—Espero que no sea así —respondió Philips, que seguidamente se lo preguntó al despensero que pasaba por su lado.
—Oh, no, señor. Oh, no. En este barco se sirve cacao, señor, aunque se tolera el té.
—El café relaja los nervios —opinó en voz alta, cargada de autoridad, el cirujano del
Thunderer—
. Personalmente recomiendo el cacao.
—¿Café? —exclamó el capitán Fellowes—. ¿Quiere café el caballero? Featherstonehaugh, vaya corriendo a ver si puede encontrar café en la cámara de oficiales o en la camareta de guardiamarinas.

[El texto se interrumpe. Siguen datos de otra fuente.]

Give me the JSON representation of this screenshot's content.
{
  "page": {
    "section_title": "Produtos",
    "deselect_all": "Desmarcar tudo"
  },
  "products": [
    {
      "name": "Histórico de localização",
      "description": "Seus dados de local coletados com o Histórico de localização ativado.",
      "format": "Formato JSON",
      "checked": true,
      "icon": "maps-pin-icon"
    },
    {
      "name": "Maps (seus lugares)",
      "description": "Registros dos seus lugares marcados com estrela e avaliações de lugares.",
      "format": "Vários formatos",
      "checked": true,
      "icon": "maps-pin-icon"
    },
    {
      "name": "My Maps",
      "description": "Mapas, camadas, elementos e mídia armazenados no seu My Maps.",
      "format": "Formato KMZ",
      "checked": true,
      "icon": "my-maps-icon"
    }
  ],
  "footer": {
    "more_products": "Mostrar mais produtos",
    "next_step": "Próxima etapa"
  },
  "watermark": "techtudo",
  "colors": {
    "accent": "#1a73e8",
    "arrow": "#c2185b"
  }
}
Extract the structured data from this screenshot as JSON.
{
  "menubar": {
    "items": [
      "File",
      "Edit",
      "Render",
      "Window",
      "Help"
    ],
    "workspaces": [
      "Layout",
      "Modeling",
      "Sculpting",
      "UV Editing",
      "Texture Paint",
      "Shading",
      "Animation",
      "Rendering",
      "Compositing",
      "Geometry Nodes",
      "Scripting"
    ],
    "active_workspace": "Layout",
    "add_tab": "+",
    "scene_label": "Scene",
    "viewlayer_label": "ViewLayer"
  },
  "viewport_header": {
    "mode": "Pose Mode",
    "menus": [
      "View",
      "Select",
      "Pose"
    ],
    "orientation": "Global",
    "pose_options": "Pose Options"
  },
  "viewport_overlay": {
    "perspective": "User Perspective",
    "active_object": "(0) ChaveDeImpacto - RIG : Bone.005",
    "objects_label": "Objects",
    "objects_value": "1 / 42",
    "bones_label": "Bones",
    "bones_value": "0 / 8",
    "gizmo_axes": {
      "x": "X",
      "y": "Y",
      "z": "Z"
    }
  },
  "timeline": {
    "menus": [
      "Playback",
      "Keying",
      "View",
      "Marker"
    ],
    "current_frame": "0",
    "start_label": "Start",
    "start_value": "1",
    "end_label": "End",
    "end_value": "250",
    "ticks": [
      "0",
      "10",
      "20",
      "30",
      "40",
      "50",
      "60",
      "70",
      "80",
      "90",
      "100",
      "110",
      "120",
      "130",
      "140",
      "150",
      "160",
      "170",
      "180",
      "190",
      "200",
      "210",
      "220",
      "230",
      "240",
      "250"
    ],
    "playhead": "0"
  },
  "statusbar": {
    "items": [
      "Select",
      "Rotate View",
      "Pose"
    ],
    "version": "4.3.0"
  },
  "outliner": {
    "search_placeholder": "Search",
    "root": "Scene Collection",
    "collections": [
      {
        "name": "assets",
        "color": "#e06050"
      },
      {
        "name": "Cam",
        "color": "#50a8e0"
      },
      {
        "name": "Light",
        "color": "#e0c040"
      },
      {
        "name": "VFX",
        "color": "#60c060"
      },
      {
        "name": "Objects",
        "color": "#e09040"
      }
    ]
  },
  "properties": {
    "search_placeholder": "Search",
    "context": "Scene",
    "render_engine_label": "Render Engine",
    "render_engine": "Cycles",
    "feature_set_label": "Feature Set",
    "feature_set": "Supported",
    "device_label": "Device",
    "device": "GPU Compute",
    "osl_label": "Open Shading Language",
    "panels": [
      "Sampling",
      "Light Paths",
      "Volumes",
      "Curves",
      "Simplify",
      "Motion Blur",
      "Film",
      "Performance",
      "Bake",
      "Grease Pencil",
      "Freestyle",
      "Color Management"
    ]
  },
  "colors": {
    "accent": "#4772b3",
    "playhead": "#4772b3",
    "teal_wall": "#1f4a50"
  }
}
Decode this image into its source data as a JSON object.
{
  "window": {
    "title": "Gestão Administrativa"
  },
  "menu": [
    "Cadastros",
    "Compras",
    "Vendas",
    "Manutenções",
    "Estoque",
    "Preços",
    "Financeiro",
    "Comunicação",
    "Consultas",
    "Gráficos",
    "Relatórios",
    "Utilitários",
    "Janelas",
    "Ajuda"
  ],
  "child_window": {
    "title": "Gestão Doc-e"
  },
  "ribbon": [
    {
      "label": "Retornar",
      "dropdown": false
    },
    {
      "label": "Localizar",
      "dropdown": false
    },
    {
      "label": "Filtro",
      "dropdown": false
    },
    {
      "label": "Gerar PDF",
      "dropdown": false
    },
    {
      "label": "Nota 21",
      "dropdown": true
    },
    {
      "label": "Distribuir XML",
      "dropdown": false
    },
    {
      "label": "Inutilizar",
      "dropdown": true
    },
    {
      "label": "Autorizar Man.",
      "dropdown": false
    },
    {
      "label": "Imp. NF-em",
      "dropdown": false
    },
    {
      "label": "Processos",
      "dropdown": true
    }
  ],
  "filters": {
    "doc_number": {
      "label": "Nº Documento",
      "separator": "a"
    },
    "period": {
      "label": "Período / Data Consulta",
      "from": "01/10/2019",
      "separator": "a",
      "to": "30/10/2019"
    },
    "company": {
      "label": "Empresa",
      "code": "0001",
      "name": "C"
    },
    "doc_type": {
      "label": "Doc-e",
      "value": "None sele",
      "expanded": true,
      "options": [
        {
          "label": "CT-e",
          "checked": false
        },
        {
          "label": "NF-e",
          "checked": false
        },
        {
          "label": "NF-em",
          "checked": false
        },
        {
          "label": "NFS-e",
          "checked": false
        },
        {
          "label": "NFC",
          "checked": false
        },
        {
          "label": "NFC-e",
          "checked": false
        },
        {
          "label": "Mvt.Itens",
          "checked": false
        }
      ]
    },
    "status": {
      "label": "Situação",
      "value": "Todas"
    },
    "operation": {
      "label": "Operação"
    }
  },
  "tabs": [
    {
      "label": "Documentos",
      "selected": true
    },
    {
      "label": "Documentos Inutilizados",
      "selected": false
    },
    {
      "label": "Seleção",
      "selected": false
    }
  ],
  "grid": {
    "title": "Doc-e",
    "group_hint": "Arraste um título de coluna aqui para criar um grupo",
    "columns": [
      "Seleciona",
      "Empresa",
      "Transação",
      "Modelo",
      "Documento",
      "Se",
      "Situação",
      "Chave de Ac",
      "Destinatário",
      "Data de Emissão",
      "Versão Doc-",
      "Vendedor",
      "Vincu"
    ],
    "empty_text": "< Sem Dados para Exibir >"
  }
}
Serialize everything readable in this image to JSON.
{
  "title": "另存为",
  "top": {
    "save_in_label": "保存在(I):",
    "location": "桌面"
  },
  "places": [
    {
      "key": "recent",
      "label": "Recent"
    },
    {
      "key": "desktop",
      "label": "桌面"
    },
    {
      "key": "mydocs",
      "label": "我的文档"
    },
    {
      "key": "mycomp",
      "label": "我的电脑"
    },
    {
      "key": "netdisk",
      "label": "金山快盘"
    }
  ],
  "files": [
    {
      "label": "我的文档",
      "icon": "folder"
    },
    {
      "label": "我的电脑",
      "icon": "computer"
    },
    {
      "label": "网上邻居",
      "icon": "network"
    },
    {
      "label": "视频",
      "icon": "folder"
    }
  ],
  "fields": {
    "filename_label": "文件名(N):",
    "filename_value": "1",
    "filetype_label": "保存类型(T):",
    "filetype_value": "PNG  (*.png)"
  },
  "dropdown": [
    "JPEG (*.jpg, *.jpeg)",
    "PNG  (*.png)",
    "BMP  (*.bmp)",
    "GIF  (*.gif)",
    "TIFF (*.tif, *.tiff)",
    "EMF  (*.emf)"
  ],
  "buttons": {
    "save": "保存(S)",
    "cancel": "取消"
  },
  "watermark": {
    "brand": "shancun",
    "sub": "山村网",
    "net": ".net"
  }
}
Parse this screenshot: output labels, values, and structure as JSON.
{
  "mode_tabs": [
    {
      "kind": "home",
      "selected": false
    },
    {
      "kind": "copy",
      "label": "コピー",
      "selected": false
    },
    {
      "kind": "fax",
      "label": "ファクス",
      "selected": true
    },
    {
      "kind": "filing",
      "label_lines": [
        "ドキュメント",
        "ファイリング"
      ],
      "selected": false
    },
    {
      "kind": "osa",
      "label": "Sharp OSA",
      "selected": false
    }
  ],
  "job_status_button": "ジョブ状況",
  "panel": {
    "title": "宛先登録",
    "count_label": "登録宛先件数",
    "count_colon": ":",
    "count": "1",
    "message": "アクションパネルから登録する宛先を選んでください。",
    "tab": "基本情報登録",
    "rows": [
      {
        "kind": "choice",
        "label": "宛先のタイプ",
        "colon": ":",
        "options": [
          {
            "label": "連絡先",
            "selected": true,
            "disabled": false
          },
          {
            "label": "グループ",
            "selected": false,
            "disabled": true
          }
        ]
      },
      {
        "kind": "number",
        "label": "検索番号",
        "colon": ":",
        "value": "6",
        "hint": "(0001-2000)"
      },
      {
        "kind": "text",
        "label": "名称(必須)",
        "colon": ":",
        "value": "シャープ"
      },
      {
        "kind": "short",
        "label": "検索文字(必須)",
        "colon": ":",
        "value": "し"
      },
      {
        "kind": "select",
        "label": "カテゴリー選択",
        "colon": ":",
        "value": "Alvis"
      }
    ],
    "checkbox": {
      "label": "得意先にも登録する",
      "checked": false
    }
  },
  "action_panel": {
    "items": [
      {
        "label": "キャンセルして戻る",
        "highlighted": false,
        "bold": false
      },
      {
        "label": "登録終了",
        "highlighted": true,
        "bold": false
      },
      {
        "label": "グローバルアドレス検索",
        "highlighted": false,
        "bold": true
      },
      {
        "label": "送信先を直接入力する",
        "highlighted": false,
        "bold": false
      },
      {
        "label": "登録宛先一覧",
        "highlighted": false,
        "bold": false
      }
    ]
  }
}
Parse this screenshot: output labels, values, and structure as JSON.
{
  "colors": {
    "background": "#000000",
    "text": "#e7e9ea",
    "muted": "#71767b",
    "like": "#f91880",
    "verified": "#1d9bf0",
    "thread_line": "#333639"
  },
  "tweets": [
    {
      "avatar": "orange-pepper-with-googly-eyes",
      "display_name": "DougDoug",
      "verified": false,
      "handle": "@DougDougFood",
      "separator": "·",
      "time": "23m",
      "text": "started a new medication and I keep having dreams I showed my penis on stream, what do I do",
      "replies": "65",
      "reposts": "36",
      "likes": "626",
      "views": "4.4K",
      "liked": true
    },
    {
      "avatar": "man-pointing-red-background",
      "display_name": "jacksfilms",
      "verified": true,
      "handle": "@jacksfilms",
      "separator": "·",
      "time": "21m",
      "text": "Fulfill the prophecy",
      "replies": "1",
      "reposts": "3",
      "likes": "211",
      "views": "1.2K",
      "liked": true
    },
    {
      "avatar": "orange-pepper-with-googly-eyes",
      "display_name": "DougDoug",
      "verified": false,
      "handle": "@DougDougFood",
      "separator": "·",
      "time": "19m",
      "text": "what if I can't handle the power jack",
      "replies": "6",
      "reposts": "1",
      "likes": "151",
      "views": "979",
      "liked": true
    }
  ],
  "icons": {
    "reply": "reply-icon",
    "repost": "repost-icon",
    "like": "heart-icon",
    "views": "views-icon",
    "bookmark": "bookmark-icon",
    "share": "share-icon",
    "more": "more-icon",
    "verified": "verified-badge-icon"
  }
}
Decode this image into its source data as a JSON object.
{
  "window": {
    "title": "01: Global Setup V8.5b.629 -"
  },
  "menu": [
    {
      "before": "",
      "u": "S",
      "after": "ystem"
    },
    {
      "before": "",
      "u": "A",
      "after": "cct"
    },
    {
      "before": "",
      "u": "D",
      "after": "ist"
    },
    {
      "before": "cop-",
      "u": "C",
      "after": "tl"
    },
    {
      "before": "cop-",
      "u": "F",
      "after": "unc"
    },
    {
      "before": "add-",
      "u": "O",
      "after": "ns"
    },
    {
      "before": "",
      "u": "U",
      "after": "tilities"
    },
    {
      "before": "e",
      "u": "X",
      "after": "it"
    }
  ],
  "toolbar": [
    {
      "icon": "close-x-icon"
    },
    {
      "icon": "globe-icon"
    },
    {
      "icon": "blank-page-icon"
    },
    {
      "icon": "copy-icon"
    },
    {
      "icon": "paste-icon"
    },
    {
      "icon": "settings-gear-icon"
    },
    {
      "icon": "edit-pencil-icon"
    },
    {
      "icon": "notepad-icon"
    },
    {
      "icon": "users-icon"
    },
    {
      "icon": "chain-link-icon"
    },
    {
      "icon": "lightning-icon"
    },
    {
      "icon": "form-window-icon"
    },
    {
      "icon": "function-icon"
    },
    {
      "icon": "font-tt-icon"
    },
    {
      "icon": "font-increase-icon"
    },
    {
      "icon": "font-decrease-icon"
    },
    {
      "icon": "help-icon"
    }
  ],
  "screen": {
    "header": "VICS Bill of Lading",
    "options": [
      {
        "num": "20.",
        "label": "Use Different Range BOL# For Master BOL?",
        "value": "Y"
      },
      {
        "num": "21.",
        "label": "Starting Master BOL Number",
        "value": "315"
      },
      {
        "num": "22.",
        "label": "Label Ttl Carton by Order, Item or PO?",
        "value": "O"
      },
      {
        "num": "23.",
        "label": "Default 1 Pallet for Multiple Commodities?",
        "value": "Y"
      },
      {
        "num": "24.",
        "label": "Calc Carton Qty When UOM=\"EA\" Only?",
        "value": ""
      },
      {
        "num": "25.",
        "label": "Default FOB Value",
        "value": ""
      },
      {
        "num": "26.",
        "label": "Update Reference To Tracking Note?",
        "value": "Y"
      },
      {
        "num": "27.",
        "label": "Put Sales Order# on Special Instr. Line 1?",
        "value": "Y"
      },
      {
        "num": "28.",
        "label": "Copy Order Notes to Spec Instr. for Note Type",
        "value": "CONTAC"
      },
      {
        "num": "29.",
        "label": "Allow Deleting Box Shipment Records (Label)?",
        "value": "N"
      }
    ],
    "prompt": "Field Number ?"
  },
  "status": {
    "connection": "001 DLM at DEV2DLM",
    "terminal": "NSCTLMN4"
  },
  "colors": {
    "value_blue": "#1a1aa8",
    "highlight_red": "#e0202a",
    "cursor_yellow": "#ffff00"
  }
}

—El café relaja los nervios —repitió el cirujano, aún más alto—. Es un hecho científico.
—Quizás el doctor desee relajarse —apuntó el capitán Dundas—. Al menos yo lo deseo, después de haber pasado toda la noche en vela.
—Señor McAber —dijo el capitán Fellowes, dirigiéndose al primer teniente, sentado en la otra punta de la mesa—, sea tan amable de ayudar a Featherstonehaugh en su búsqueda.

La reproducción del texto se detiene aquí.